The very conventionality and typicality of Seward’s poetry, however, mean that it is an excellent witness to the literary language of the period. OED’s documentation of such language from predominantly male poets, and its under-reporting of 18th-century language in general, recommend her poetry as a good source (one among many) for the revision of OED currently underway in OED3, whose aims include increasing quotation from both 18th-century and female authors (see OED3 quotation sources).
Even if the vast majority of Seward’s poetic usages can easily be replicated in other male writers of the period – which is almost certainly the case – there is an independent value in quoting from a female writer per se. Both men and women engaged in published and public literary writing. This means that to prefer male quotation sources so consistently and exaggeratedly to female ones, as has been OED practice in the past, is to misrepresent the linguistic record that OED sets out to document (see further Brewer 2009b, partially summarised at EOED’s page below on Men and women compared).

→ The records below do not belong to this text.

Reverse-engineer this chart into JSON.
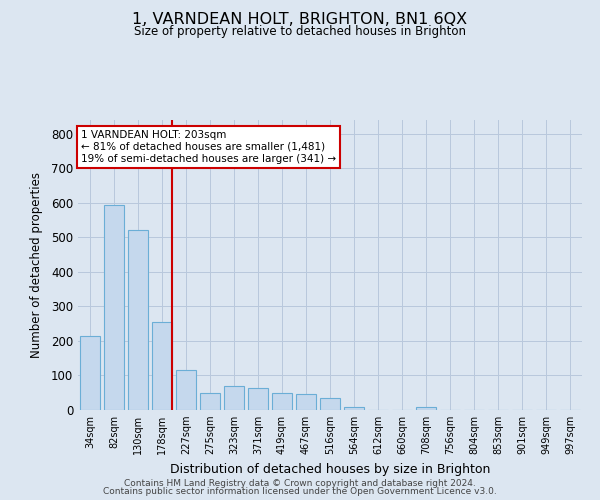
{
  "title": "1, VARNDEAN HOLT, BRIGHTON, BN1 6QX",
  "subtitle": "Size of property relative to detached houses in Brighton",
  "xlabel": "Distribution of detached houses by size in Brighton",
  "ylabel": "Number of detached properties",
  "footer_line1": "Contains HM Land Registry data © Crown copyright and database right 2024.",
  "footer_line2": "Contains public sector information licensed under the Open Government Licence v3.0.",
  "categories": [
    "34sqm",
    "82sqm",
    "130sqm",
    "178sqm",
    "227sqm",
    "275sqm",
    "323sqm",
    "371sqm",
    "419sqm",
    "467sqm",
    "516sqm",
    "564sqm",
    "612sqm",
    "660sqm",
    "708sqm",
    "756sqm",
    "804sqm",
    "853sqm",
    "901sqm",
    "949sqm",
    "997sqm"
  ],
  "values": [
    215,
    595,
    520,
    255,
    115,
    50,
    70,
    65,
    50,
    45,
    35,
    10,
    0,
    0,
    10,
    0,
    0,
    0,
    0,
    0,
    0
  ],
  "bar_color": "#c5d8ed",
  "bar_edge_color": "#6baed6",
  "annotation_title": "1 VARNDEAN HOLT: 203sqm",
  "annotation_line1": "← 81% of detached houses are smaller (1,481)",
  "annotation_line2": "19% of semi-detached houses are larger (341) →",
  "annotation_box_color": "#ffffff",
  "annotation_box_edge_color": "#cc0000",
  "vline_color": "#cc0000",
  "ylim": [
    0,
    840
  ],
  "yticks": [
    0,
    100,
    200,
    300,
    400,
    500,
    600,
    700,
    800
  ],
  "grid_color": "#b8c8dc",
  "bg_color": "#dce6f1"
}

Certainly aesthetic judgements on the literary merit or demerit of writers should play only a carefully limited part in determining their suitability as quotation sources, especially – as is the case with Seward and Barbauld – when writers were much read and well regarded in their day, and likely therefore both to influence and to reflect the linguistic practice of their contemporaries. As the Philological Society stated at the beginning of the process of compiling OED, ‘the literary merit or demerit of any particular writer, like the comparative elegance or inelegance of any given word, is a subject upon which the Lexicographer is bound to be almost indifferent’ (K. M. E. Murray 1977: 195).
The interesting question, of course, is what OED3 is doing, and will do, with such sources. As of September 2009, i.e. just over a quarter of a way through the process of revising OED2, it has added just 16 new quotations from Seward’s poetry and 9 from her prose: i.e. a small number, which EOED discusses in Seward and OED3. Seward is only one of dozens of possible female sources, so this neglect is not necessarily significant. It is important, however, that OED3 substantially increases its quotation from female 18th-century sources in general, whether or not these turn out to include Seward.